Una mañana en el zoo.

El pasado sábado, F salió de su casa con determinación. Las ideas claras. Decidido. Se acabó. Fin de la historia. De la suya. A tomar viento. La noche anterior, estuvo barajando diferentes opciones. Ninguna le convencía. No del todo. Pasaban las horas. El día amenazaba despuntar. Pero él no lo tenía claro. Siempre quedaba la vía clásica. La tradicional. Bañera, azotea, calibre del nueve, una soga apañada, un cóctel explosivo. Entonces lo vio cristalino. Tuvo una revelación. Era perfecto. Brillante. Evocador. Se fue a la cama. Descansó un par de horas y, a eso de las nueve, puso el pie en la acera. Desayunó en el bar de siempre. Escribió una despedida. Guardó la nota. Salió a la calle. Descendió hasta el metro. Tomó la línea cuatro. Quince minutos. El tren se detuvo. Bajó del vagón. Salió del subterráneo. Anduvo unos metros. Alcanzó las taquillas. Compró su entrada. Accedió al recinto. Cruzó el estanque. Vio a los koalas. A los osos. A las cacatúas. A los guepardos. A M y a L. Detuvo sus pasos. Se quitó la ropa. Saltó un par de muros. Y se colocó frente a ellos. Los dos le miraban incrédulos. Desganados. Indiferentes. No muy dispuestos. Pero F estaba lanzado. No pensaba dudar. Ni darse por vencido. Provocó. Insultó. Desafió. Y claro, al final, sucedió. Una cosa es ser pacífico y otra distinta que te tomen por tonto. A fin de cuentas, un león es siempre un león.
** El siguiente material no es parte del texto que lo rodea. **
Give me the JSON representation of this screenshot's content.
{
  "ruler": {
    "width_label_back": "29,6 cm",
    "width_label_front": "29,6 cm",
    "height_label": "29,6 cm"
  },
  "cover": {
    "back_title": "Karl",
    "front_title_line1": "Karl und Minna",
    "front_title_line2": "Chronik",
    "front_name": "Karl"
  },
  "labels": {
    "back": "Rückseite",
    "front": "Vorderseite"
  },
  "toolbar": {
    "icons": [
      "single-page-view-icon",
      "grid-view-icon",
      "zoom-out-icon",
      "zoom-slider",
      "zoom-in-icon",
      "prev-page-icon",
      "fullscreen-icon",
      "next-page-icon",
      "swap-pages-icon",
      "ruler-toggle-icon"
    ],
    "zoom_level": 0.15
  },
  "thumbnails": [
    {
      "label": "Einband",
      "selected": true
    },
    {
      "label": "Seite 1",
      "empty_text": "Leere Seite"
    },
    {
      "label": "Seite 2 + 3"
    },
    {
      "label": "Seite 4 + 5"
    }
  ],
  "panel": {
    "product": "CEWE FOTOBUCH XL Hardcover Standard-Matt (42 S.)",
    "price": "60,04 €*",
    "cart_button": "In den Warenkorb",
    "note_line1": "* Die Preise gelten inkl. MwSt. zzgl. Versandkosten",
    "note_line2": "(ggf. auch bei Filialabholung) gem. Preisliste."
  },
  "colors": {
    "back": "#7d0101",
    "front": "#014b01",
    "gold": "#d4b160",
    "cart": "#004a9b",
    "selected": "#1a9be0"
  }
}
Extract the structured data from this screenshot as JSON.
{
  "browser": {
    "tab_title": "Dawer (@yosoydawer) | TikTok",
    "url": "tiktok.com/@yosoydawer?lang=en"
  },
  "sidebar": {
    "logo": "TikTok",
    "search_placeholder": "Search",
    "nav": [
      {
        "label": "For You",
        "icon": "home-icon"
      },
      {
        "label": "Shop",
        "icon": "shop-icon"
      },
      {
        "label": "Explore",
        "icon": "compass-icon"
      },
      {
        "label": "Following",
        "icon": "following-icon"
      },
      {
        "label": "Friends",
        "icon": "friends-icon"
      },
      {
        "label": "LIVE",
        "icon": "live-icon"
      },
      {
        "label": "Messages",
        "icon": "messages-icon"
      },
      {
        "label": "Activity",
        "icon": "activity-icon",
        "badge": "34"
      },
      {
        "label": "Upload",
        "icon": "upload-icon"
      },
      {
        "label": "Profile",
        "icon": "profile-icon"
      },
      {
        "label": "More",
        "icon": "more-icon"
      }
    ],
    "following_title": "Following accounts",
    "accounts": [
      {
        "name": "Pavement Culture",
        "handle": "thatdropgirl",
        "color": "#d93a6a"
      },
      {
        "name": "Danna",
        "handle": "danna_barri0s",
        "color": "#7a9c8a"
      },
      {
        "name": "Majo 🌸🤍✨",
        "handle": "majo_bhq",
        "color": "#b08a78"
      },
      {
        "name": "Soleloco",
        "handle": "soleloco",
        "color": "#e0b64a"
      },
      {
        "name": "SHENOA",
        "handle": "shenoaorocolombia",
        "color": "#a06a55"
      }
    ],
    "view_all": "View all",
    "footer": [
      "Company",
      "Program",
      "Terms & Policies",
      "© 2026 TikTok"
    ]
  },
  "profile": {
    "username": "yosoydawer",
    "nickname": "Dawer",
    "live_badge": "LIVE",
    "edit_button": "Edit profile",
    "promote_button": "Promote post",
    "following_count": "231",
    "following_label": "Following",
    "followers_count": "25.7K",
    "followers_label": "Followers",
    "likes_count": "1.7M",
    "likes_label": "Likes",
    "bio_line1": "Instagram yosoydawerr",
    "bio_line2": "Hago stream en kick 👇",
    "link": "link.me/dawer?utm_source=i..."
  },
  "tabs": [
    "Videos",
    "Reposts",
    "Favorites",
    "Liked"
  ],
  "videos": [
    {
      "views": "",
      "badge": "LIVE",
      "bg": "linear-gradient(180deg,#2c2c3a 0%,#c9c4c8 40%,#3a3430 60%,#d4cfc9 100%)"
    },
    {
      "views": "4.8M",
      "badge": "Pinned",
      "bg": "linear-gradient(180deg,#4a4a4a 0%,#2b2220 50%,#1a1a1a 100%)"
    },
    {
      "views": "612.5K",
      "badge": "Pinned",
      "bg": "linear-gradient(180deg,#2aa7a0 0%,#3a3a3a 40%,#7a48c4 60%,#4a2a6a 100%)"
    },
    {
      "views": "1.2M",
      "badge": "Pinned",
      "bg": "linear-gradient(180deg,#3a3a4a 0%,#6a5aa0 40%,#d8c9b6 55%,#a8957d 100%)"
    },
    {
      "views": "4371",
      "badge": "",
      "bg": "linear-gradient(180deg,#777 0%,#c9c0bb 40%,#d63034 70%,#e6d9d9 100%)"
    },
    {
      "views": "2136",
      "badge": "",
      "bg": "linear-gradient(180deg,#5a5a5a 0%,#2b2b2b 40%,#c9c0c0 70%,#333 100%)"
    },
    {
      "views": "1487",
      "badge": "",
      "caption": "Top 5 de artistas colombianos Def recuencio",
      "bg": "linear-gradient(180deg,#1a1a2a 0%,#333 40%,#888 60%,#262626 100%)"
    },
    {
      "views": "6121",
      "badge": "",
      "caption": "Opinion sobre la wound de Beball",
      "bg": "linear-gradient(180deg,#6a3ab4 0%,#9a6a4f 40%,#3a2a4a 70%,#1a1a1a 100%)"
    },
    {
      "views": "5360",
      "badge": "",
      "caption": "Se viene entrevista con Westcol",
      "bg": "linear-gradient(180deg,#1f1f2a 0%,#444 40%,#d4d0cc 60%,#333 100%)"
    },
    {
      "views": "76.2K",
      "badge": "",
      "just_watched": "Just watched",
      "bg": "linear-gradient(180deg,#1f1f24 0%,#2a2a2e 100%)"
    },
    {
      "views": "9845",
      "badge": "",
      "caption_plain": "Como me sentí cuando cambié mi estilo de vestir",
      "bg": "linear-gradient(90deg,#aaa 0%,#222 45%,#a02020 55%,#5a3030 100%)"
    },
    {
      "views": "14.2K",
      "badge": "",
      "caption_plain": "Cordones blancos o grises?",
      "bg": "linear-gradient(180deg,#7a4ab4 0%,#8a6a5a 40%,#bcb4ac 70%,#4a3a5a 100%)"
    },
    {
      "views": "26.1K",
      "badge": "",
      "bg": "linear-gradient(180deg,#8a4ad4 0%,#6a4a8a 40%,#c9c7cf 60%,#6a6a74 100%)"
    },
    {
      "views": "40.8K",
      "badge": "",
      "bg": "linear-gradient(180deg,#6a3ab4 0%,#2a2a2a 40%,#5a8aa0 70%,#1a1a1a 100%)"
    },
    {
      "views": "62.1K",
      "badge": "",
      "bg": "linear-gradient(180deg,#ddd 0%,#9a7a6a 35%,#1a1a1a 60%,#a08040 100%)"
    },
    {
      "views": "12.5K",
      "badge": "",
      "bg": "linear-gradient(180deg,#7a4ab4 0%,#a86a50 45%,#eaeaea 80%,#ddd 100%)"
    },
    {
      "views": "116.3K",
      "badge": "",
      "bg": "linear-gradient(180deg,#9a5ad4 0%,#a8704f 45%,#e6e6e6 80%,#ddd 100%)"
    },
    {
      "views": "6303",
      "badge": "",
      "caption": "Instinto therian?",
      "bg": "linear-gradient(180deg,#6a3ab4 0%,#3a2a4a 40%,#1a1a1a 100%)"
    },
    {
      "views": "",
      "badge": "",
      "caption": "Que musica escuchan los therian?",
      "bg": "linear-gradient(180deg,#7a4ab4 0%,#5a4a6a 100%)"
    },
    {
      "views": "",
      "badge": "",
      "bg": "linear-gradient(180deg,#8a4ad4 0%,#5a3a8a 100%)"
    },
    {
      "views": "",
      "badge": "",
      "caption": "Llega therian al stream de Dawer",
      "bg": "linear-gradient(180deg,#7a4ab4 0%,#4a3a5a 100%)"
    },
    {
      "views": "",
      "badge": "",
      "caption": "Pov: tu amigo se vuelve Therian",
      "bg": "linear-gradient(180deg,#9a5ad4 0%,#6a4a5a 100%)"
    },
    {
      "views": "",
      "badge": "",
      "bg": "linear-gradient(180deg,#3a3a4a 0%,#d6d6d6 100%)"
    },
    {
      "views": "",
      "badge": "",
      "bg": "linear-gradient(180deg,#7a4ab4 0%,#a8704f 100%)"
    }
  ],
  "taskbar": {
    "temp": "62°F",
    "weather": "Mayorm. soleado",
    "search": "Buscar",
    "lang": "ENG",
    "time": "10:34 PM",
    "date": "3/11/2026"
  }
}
Aquí y en Lima. Y en Santiago de Chile. Comenzó el baile. El baile de graduación. El último baile de F. La orquesta sonaba radiante. Afinada. En perfecta armonía. Hasta que, de repente, bang, bang. Se acabó. Fin de la fiesta. Llegó la ambulancia. Cargaron a F. Se lo llevaron. Los anfitriones quedaron tendidos. Inertes. Perplejos. Acabados. Con un par de balas de regalo.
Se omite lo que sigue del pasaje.